I got Williams and Robinson on the quiz. Had no idea re: Ott. Didn’t realize he managed.

PC1970Member since 2024
6 hours ago

Ditto.

Robinson was easy because he managed so long and I recalled that Williams managed the Senators/Rangers for a few years.

I thought it may be Ott because I thought he had 511 HR, but, also didn’t realize he managed.

Left of Centerfield
5 hours ago
Reply to  PC1970

Yeah, I probably could have come up with Ott if I had given it more thought. I knew it wasn’t any of the more recent members of the 500 HR club. And I also knew guys like Ruth, Aaron, Mays, and Mantle had never managed. So there were only 2 or 3 guys who it might have been.

AnonMember since 2025
5 hours ago

Collectively, I got Robinson and Williams. Had Eddie Mathews for the 3rd one. Didn’t know Ott managed. Surprised that Mathews wasn’t tossed in there to make it 4 guys given he managed for parts of 3 seasons. He was the Braves manager when Aaron hit #715

Old Washington Senators FanMember since 2020
5 hours ago

This is the first Fangraphs Sunday quiz I got right!!

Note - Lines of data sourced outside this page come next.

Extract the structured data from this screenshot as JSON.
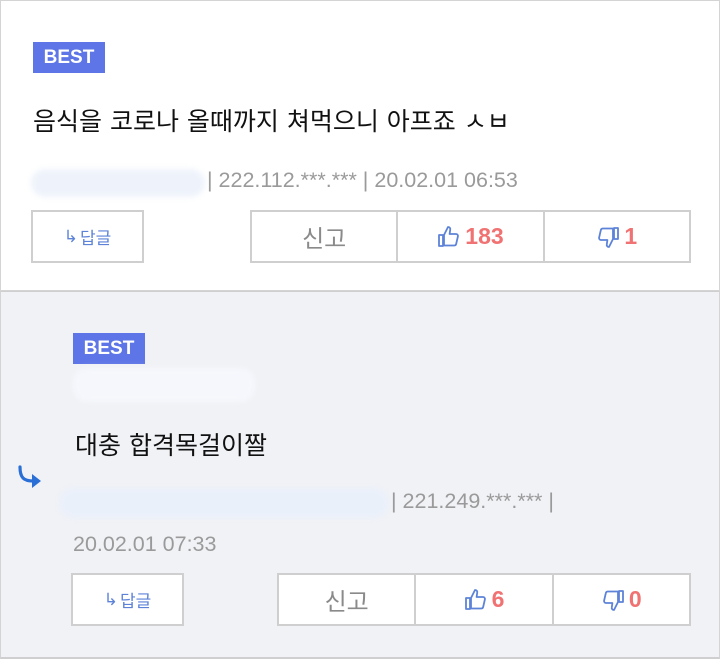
{
  "comments": [
    {
      "badge": "BEST",
      "text": "음식을 코로나 올때까지 쳐먹으니 아프죠 ㅅㅂ",
      "meta": "| 222.112.***.*** | 20.02.01 06:53",
      "reply_label": "답글",
      "report_label": "신고",
      "likes": "183",
      "dislikes": "1"
    },
    {
      "badge": "BEST",
      "text": "대충 합격목걸이짤",
      "meta_line1": "| 221.249.***.*** |",
      "meta_line2": "20.02.01 07:33",
      "reply_label": "답글",
      "report_label": "신고",
      "likes": "6",
      "dislikes": "0"
    }
  ],
  "colors": {
    "badge": "#5d75e6",
    "vote_count": "#f07272",
    "icon_blue": "#5d83d8",
    "reply_arrow": "#2a6fd6",
    "reply_bg": "#f1f2f6"
  },
  "icons": {
    "reply_button": "reply-arrow-icon",
    "like": "thumbs-up-icon",
    "dislike": "thumbs-down-icon",
    "nested_reply": "reply-indicator-icon"
  }
}
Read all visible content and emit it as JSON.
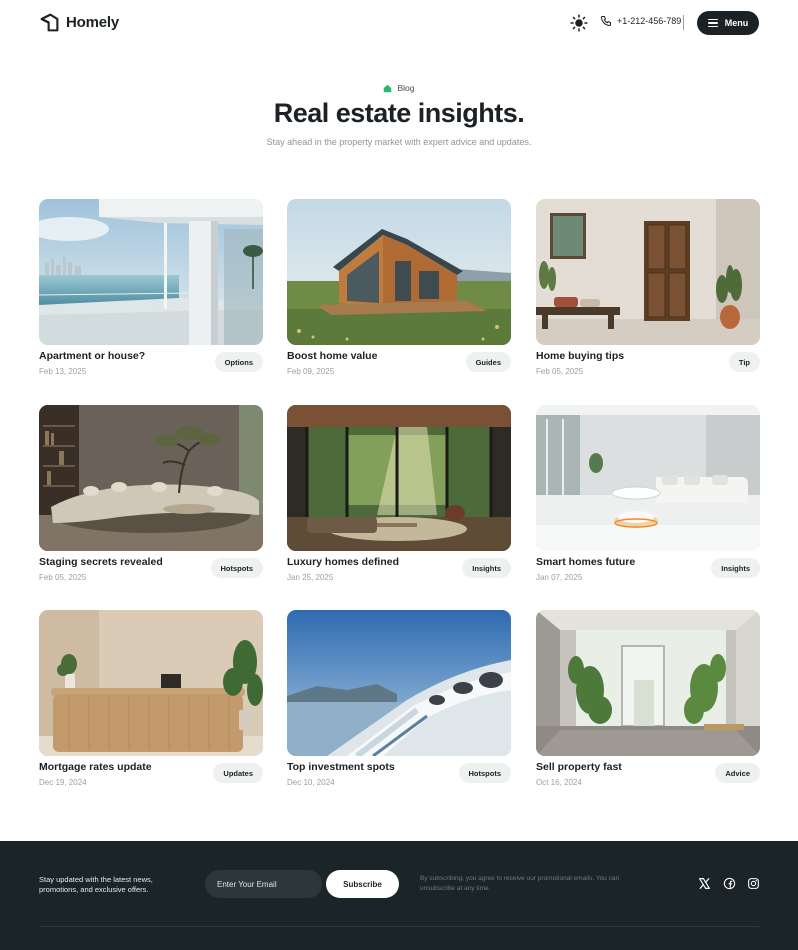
{
  "brand": {
    "name": "Homely"
  },
  "header": {
    "phone": "+1-212-456-789",
    "menu_label": "Menu"
  },
  "hero": {
    "eyebrow": "Blog",
    "title": "Real estate insights.",
    "subtitle": "Stay ahead in the property market with expert advice and updates."
  },
  "posts": [
    {
      "title": "Apartment or house?",
      "date": "Feb 13, 2025",
      "tag": "Options"
    },
    {
      "title": "Boost home value",
      "date": "Feb 09, 2025",
      "tag": "Guides"
    },
    {
      "title": "Home buying tips",
      "date": "Feb 05, 2025",
      "tag": "Tip"
    },
    {
      "title": "Staging secrets revealed",
      "date": "Feb 05, 2025",
      "tag": "Hotspots"
    },
    {
      "title": "Luxury homes defined",
      "date": "Jan 25, 2025",
      "tag": "Insights"
    },
    {
      "title": "Smart homes future",
      "date": "Jan 07, 2025",
      "tag": "Insights"
    },
    {
      "title": "Mortgage rates update",
      "date": "Dec 19, 2024",
      "tag": "Updates"
    },
    {
      "title": "Top investment spots",
      "date": "Dec 10, 2024",
      "tag": "Hotspots"
    },
    {
      "title": "Sell property fast",
      "date": "Oct 16, 2024",
      "tag": "Advice"
    }
  ],
  "footer": {
    "newsletter_text": "Stay updated with the latest news, promotions, and exclusive offers.",
    "email_placeholder": "Enter Your Email",
    "subscribe_label": "Subscribe",
    "note": "By subscribing, you agree to receive our promotional emails. You can unsubscribe at any time."
  },
  "colors": {
    "dark": "#1b2124",
    "footer_bg": "#1b2528",
    "accent_green": "#2bb673",
    "tag_bg": "#eff1f1"
  },
  "icons": [
    "house-logo-icon",
    "sun-icon",
    "phone-icon",
    "hamburger-icon",
    "home-icon",
    "x-icon",
    "facebook-icon",
    "instagram-icon"
  ]
}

On an unrelated note, Janson Junk is one of the best baseball names ever!

Left of Centerfield
4 hours ago

Congrats! Hopefully the first of many!!!

MikeSMember since 2020
4 hours ago

Same. The first two were fairly easy, although Williams was fairly undistinguished as a manager.

Mitchell MooreMember since 2020
4 hours ago
Reply to  MikeS

Tough to distinguish oneself managing the miserable second, short-lived iteration of the Washington Senators, but in his first season, 1969, Williams lead them to 86 wins, the only season of that 1961-1971 period they even came close to winning more games than they lost.